Managing Student Loans: Financial Tips for New Physicians

Most new physicians start their careers with an average of $200,000 in medical school debt, which can seem daunting. But there’s no reason to let that debt become an overwhelming burden. There are many ways to make student debt easier to manage.

From forgiveness programs that will pay off your loans for you to refinancing and income-driven repayment options that keep your payments low, here are five financial tips for new physicians looking to dig out from under medical school debt.

Explore Loan Forgiveness Programs

The best way to manage student loan debt is to have someone else pay it off for you — and there are loan forgiveness programs that do exactly that. Keep these programs in mind when searching for job opportunities and deciding where to live and work.

Loan forgiveness programs exist at both federal and state levels. You may qualify for such programs if you choose to work for the US military, the National Institutes of Health, the National Service Health Corps, nonprofit facilities, or civil service programs like the Indian Health Service. You can even qualify by choosing to work in a rural, underserved region of the country.

For example, if you work in an underserved area in Maryland for a minimum of two years, the state will pay up to $50,000 per year towards your loans. Work three years in a medical shortage area in Nebraska and you can receive up to $60,000 per year for student loans. Under the Montana Rural Physician Incentive Program, you can receive up to $150,000 towards your loan debt. 

Loan forgiveness programs exist across the country, and they’re worth exploring. Learn more about student loan forgiveness programs and review programs available by state in this article

Opt for an Income-Driven Repayment Plan

With an income-driven repayment plan (IDR), your monthly payments are based on how much you earn.

The SAVE plan (Saving on a Valuable Education) considers your current income as well as the size of your family when determining what your monthly payment should be. With the SAVE IDR, your monthly payments will vary from 5-10% of your income.

No matter how much money you’ve borrowed for undergraduate and graduate studies, the repayment term cap is 25 years. When you hit the 25-year mark, the remaining balance of your loans will be forgiven.

Consider Refinancing Your Loans

Refinancing your loans can lower your interest rate and lower your monthly payments.
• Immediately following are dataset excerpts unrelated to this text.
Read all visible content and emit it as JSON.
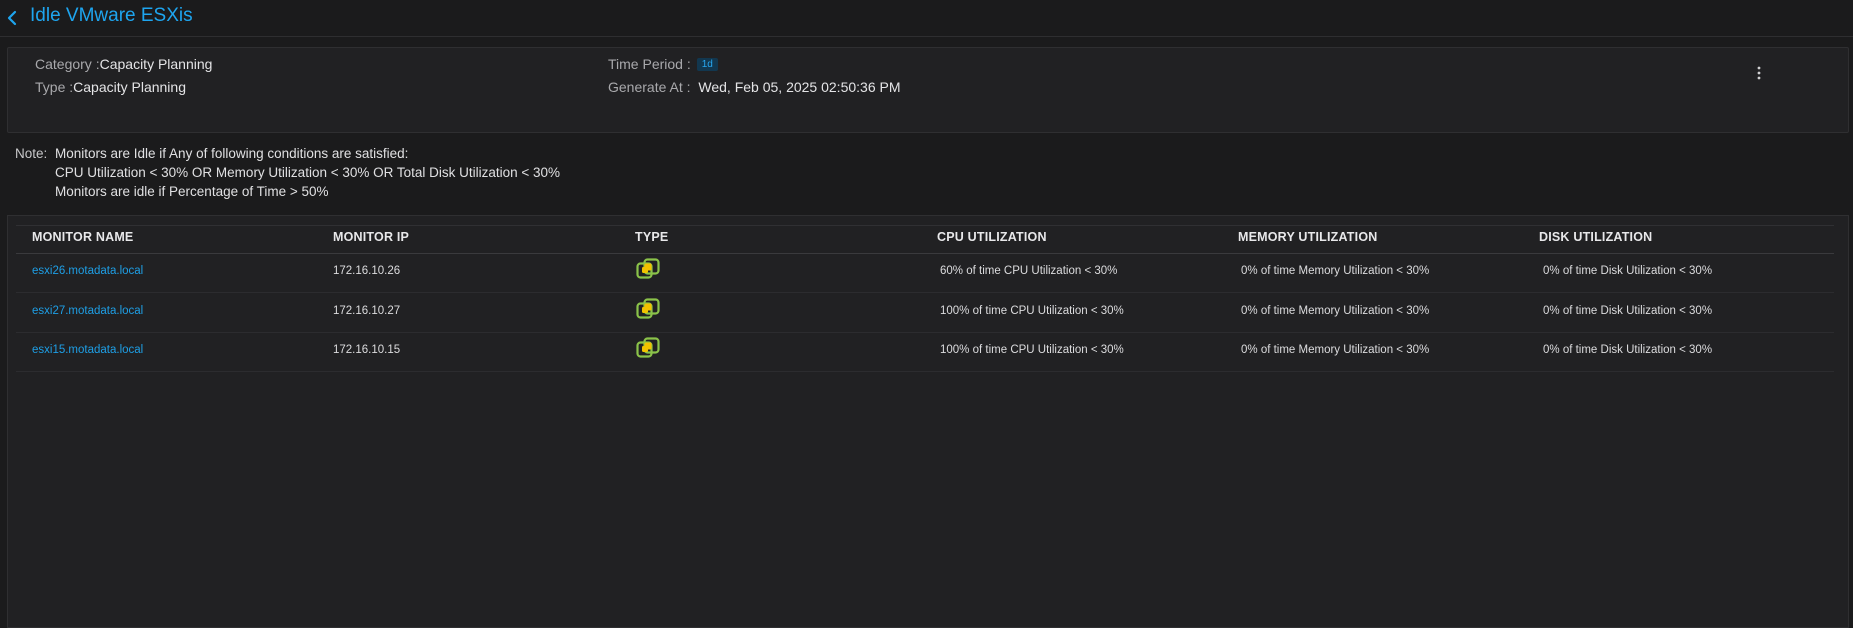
{
  "header": {
    "title": "Idle VMware ESXis"
  },
  "info": {
    "category_label": "Category :",
    "category_value": "Capacity Planning",
    "type_label": "Type :",
    "type_value": "Capacity Planning",
    "time_period_label": "Time Period :",
    "time_period_value": "1d",
    "generated_label": "Generate At :",
    "generated_value": "Wed, Feb 05, 2025 02:50:36 PM"
  },
  "note": {
    "label": "Note:",
    "lines": [
      "Monitors are Idle if Any of following conditions are satisfied:",
      "CPU Utilization < 30% OR Memory Utilization < 30% OR Total Disk Utilization < 30%",
      "Monitors are idle if Percentage of Time > 50%"
    ]
  },
  "table": {
    "columns": [
      "MONITOR NAME",
      "MONITOR IP",
      "TYPE",
      "CPU UTILIZATION",
      "MEMORY UTILIZATION",
      "DISK UTILIZATION"
    ],
    "rows": [
      {
        "name": "esxi26.motadata.local",
        "ip": "172.16.10.26",
        "type_icon": "vmware-icon",
        "cpu": "60% of time CPU Utilization < 30%",
        "memory": "0% of time Memory Utilization < 30%",
        "disk": "0% of time Disk Utilization < 30%"
      },
      {
        "name": "esxi27.motadata.local",
        "ip": "172.16.10.27",
        "type_icon": "vmware-icon",
        "cpu": "100% of time CPU Utilization < 30%",
        "memory": "0% of time Memory Utilization < 30%",
        "disk": "0% of time Disk Utilization < 30%"
      },
      {
        "name": "esxi15.motadata.local",
        "ip": "172.16.10.15",
        "type_icon": "vmware-icon",
        "cpu": "100% of time CPU Utilization < 30%",
        "memory": "0% of time Memory Utilization < 30%",
        "disk": "0% of time Disk Utilization < 30%"
      }
    ]
  },
  "colors": {
    "accent": "#1ea5ef",
    "background": "#1b1b1c",
    "panel": "#212123"
  }
}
For many new physicians, refinancing makes it easier to manage payments and have more money to put towards other expenses, such as a mortgage, paying down credit card debt, or contributing to a savings account. 

But it’s not the best option for all physicians.

Refinancing may render you ineligible to participate in loan forgiveness programs and income-driven repayment plans. If you have any intention of participating in either of these programs, refinancing may not be the right choice for you.

Create a Budget and Stick to It

One smart way to manage student loans is to pay more than the required monthly minimum so that you pay less interest over time. New physicians who want to take this approach should start by creating a budget.

There’s more to creating a budget than accounting for all your necessary expenses and looking at what you have left over at the end of each month. 

You’ll also want to devote a set amount of money to building your savings, contributing to an IRA or a similar retirement account, and paying for necessary insurance policies, such as malpractice, disability, and life insurance.

If you currently carry credit card debt with higher interest rates than your student debt, focus on paying your credit cards off before you start making additional payments to your student loans.

Protect Your Income with Disability Insurance

Disability insurance is a must-have for all physicians, as it allows you to continue to earn an income even if you become too ill or injured to work. Disability insurance policies also allow you to add optional riders that offer enhanced benefits.

New physicians who carry student loan debt should consider adding the Student Loan Repayment Rider. If a disability renders you unable to work, this rider will pay additional benefits to cover the cost of your monthly student loan payments.

Learn more about physician disability insurance in the LeverageRx review of Ameritas, one of the nation’s leading insurance companies.

In Conclusion

Don’t let medical loan debt feel like an overwhelming burden. Instead, take advantage of loan forgiveness programs or income-driven repayment plans. Consider refinancing your loans to reduce payments and lower your interest rates. Protect yourself with a disability insurance policy that will pay your monthly student loans.

Think about paying off medical school debt as just one more obstacle you’ll have to overcome in life. Like the hurdles you’ve already jumped to become a physician, your student loan debt will, someday, be a thing of the past.